Avoiding International Investment Scams explained by professional forex trading experts the “ForexSQ” FX trading team.
How to Avoiding International Investment Scams
International investing can be a very difficult endeavor for a number of reasons, ranging from language barriers to a lack of transparency. Unfortunately, these barriers make it easy for unscrupulous individuals to take advantages of U.S. investors looking to invest abroad. International investment scams have been on the rise as communication has become easier.
In this article, we will take a look at at various types of investment scams and how international investors can avoid becoming a victim to them.
Types of Investment Scams
There are many different types of investment scams, ranging from ponzi schemes to unlicensed securities brokers. While these schemes certainly exist within the United States, international investment scams are much easier to perpetrate and harder to prosecute, making these investment scams very attractive to organized criminal syndicates around the world.
Here are some of the most popular types of investment scams:
Ponzi Schemes – A version of a pyramid scheme whereby money from new investors is used to pay a return to older investors. Investor losses arise when money owed to old investors exceeds the income generated from new investors.
Pump and Dump – A stock price spike generated from a small group of informed people illegally buying stock before recommending it to thousands of investors, usually via e-mail. The perpetrators sell the stock at a high, while the thousands of investors lose money when the stock ultimately declines to its prior levels.
Advance-Fee Fraud – A confidence trick whereby the target is persuaded to advance a large sum of money in the hope of realizing a significantly larger sum in the near future. The most common version of this scheme are Nigerian Letter or 419 frauds.

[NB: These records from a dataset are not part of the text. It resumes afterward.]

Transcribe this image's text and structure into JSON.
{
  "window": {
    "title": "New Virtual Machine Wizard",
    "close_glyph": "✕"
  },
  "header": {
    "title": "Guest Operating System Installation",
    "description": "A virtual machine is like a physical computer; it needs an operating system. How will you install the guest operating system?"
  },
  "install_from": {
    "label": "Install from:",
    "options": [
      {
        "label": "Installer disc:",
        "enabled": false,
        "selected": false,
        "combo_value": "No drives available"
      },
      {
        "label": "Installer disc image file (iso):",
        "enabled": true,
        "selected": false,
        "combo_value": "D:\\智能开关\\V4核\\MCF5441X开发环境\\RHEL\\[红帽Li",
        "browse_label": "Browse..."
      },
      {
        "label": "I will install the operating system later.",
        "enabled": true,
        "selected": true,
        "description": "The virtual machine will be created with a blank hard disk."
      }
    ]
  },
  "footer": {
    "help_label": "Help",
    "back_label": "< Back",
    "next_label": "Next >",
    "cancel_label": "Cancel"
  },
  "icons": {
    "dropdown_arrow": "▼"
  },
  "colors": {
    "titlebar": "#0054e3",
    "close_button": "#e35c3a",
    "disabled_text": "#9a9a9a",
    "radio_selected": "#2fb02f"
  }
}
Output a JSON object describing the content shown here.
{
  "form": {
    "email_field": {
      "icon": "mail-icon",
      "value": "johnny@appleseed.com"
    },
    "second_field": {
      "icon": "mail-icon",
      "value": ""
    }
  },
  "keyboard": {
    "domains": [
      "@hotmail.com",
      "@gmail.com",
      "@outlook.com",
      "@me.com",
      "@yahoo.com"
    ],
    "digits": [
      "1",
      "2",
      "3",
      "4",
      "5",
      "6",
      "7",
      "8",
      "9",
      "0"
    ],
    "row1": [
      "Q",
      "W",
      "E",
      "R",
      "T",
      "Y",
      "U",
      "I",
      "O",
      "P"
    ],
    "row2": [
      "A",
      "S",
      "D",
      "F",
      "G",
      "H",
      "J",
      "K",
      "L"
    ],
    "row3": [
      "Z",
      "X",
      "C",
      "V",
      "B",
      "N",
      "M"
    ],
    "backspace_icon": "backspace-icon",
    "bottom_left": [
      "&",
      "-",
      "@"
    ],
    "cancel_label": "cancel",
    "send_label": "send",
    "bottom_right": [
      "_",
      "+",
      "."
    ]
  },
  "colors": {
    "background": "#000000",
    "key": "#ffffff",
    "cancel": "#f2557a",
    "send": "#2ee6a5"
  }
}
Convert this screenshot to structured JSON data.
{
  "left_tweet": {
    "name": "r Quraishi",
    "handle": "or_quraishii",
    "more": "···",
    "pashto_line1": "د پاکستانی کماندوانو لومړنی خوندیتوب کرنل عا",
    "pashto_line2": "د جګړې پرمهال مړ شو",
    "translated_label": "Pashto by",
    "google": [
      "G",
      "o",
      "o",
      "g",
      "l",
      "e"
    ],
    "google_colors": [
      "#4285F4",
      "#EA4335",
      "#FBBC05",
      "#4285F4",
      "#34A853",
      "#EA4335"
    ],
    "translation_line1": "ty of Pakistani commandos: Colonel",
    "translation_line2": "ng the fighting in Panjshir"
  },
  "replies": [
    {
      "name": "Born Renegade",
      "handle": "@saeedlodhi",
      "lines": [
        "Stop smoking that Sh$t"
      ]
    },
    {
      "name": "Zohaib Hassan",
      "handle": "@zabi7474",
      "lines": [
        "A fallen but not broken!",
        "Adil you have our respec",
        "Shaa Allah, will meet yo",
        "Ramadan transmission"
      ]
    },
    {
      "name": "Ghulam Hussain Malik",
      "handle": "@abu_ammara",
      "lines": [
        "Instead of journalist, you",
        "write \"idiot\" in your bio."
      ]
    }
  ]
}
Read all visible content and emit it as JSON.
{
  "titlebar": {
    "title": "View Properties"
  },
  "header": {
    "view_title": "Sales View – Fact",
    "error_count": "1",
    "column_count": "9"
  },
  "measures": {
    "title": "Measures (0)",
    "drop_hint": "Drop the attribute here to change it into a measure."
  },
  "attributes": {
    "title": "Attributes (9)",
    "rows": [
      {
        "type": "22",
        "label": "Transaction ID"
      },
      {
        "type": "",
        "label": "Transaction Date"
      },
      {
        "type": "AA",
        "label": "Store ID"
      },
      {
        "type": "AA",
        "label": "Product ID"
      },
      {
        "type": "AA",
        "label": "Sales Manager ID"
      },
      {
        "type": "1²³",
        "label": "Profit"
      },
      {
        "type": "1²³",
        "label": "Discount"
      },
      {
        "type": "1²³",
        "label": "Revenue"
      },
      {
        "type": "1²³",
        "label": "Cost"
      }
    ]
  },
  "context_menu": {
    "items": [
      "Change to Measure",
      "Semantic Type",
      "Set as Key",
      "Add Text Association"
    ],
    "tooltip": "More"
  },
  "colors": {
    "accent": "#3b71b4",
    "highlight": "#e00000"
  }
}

International Boiler Rooms – High pressure, and often unlicensed, brokers based outside of the U.S. place calls trying to sell investors on phony shell companies, pump and dump schemes, or a myriad of other investment schemes.
Tips to Avoid Investment Scams
Investment scams aren’t always easy to avoid. In fact, knowledgable university professors and bookkeepers have fallen victim to the now-popular Nigerian Letter or 419 scams. But fortunately for investors, there are many warning signs that can signal problems ahead. By keeping these tips in mind, investors can shield themselves from most scams.
Here are some key tips to keep in mind:
If It’s Too Good to be True, It Probably Is – Most investment scams offer promises of extraordinary high returns with very little risk. Of course, any financial expert will tell you that extraordinarily high returns only normally come with extraordinary high risks. So, if an investor hears otherwise, it’s best to exercise caution before investing.
Stick to Reputable Exchanges – Securities listed on OTC exchanges, such as foreign stocks trading on the OTC Markets or OTCBB, face less regulatory requirements. As a result, investors should exercise caution when investing on these OTC exchanges, particularly if they are located outside of the United States.
Do Your Due Diligence – Most investment scams are pretty obvious when investors start to dig below the surface. Looking at financial statements for irregularities (such as rapidly growing revenues with no inventory buildup) and management personnel for any criminal histories (especially in securities fraud) is a good start.
Diversify and Start Small – Many investment scams require large upfront investments to be pulled off, which means that slowly building a position over time makes you a lackluster target. Investors unsure about an investment opportunity should invest a small amount and average in over a longer time frame.
Consult a Financial Advisor – The vast majority of investment scams can be avoided by simply consulting a financial advisor. Never purchase a stock or bond over the phone from someone you don’t know. Financial advisors keep up with the latest trends and are likely aware of many popular investment scams.
International investing has become increasingly commonplace, but so have scams targeting investors looking to put their capital to work abroad. By knowing common scams and keeping some basic tips in mind, investors can avoid these pitfalls when diversifying their portfolios.